I am aware of the paper by Alpoge-Miller that Maass forms on $GL(2)/\mathbb{Q}$ of a fixed level and increasing Laplacian eigenvalue should be an orthogonal family. Is there anything known about their symmetric powers and in particular, do we expect them to behave like modular forms? (where it is known that say in fixed level and changing weight, (fixed) even symmetric power of modular forms of weight $k$ form a symplectic family, whereas odd symmetric power of modular forms would form an orthogonal family; cf Duenez-Miller, arXiv:math/0607688)
 A: You should read the following preprint of Sarnak, Shin, and Templier:
http://arxiv.org/abs/1401.5507
In particular, they study "nice" families $\mathfrak{F}$ of automorphic representations. They assume RH and that there exists $A < \infty$, $\delta < 1$, such that uniformly in $n \geq 1$,
\[\sum_{\pi \in \mathfrak{F}(x)} \lambda_{\pi}(n) = t_{\mathfrak{F}}(n) |\mathfrak{F}(x)| + O(n^A |\mathfrak{F}(x)|^{\delta}),\]
where $\mathfrak{F}(x)$ denotes the set of $\pi \in \mathfrak{F}$ of analytic conductor at most $x$. Then they define invariants
\[i_1(\mathfrak{F}) = \lim_{x \to \infty} \frac{1}{x} \sum_{p \leq x} |t_{\mathfrak{F}}(p)|^2 \log p,\]
\[i_2(\mathfrak{F}) = \lim_{x \to \infty} \frac{1}{x} \sum_{p \leq x} t_{\mathfrak{F}}(p)^2 \log p,\]

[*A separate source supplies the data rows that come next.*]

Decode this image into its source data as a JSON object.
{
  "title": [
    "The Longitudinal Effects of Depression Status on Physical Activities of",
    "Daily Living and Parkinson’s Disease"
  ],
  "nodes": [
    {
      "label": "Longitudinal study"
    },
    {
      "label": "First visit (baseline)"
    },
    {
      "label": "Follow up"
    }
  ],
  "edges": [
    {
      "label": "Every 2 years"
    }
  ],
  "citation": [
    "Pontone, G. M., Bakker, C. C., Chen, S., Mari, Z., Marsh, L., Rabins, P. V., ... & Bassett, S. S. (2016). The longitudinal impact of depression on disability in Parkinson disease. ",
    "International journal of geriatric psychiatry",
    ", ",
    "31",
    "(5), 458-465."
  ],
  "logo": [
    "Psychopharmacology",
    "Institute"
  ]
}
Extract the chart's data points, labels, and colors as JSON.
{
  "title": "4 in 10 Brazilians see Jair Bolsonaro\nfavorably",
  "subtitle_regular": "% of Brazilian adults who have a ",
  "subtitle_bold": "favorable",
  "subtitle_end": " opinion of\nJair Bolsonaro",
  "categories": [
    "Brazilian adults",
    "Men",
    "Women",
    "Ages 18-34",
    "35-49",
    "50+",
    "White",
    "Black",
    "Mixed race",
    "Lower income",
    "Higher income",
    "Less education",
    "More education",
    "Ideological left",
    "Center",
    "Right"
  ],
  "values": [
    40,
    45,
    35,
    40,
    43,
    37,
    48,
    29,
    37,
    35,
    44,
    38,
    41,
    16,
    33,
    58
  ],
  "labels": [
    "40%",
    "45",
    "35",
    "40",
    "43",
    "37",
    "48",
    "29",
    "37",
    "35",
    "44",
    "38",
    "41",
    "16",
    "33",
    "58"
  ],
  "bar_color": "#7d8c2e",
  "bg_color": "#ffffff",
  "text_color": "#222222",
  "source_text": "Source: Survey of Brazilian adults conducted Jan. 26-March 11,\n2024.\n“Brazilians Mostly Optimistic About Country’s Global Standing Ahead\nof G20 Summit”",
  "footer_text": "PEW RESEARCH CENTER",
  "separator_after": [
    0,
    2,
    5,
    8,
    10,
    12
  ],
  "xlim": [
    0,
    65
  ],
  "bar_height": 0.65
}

\[i_3(\mathfrak{F}) = \lim_{x \to \infty} \frac{1}{x} \sum_{p \leq x} t_{\mathfrak{F}}(p^2) \log p.\]
Then $i_1(\mathfrak{F}) \geq 1$ with equality iff almost every $\pi$ is cuspidal. We have $0 \leq i_2(\mathfrak{F}) \leq 1$, with $i_2(\mathfrak{F}) = 1$ iff almost every $\pi$ is selfdual and $i_2(\mathfrak{F}) = 0$ iff almost every $\pi$ is not selfdual (i.e. unitary); in this case, $i_3(\mathfrak{F}) = 0$. We have $-1 \leq i_3(\mathfrak{F}) \leq 1$, with $i_2(\mathfrak{F}) = 1$ iff almost every $\pi$ is orthogonal and $i_3(\mathfrak{F}) = -1$ iff almost every $\pi$ is symplectic.
Here we say that a single automorphic representation $\pi$ is unitary if it is not selfdual, while if it is self-dual, then the completed Rankin-Selberg $L$-function $\Lambda(s,\pi \times \widetilde{\pi})$ factorises as $\Lambda(s,\mathrm{sym}^2 \pi) \Lambda(s,\wedge^2 \pi)$; if the former has a pole at $s = 1$, then $\pi$ is said to be orthogonal, while $\pi$ is symplectic if the latter has a pole at $s = 1$.
So the way to determine the symmetry type of a family of automorphic representations is to use the trace formula to work out what $t_{\mathfrak{F}}(n)$ ought to look like, then use this to calculate $i_1(\mathfrak{F}), i_2(\mathfrak{F}), i_3(\mathfrak{F})$, with this telling you the symmetry type of the family.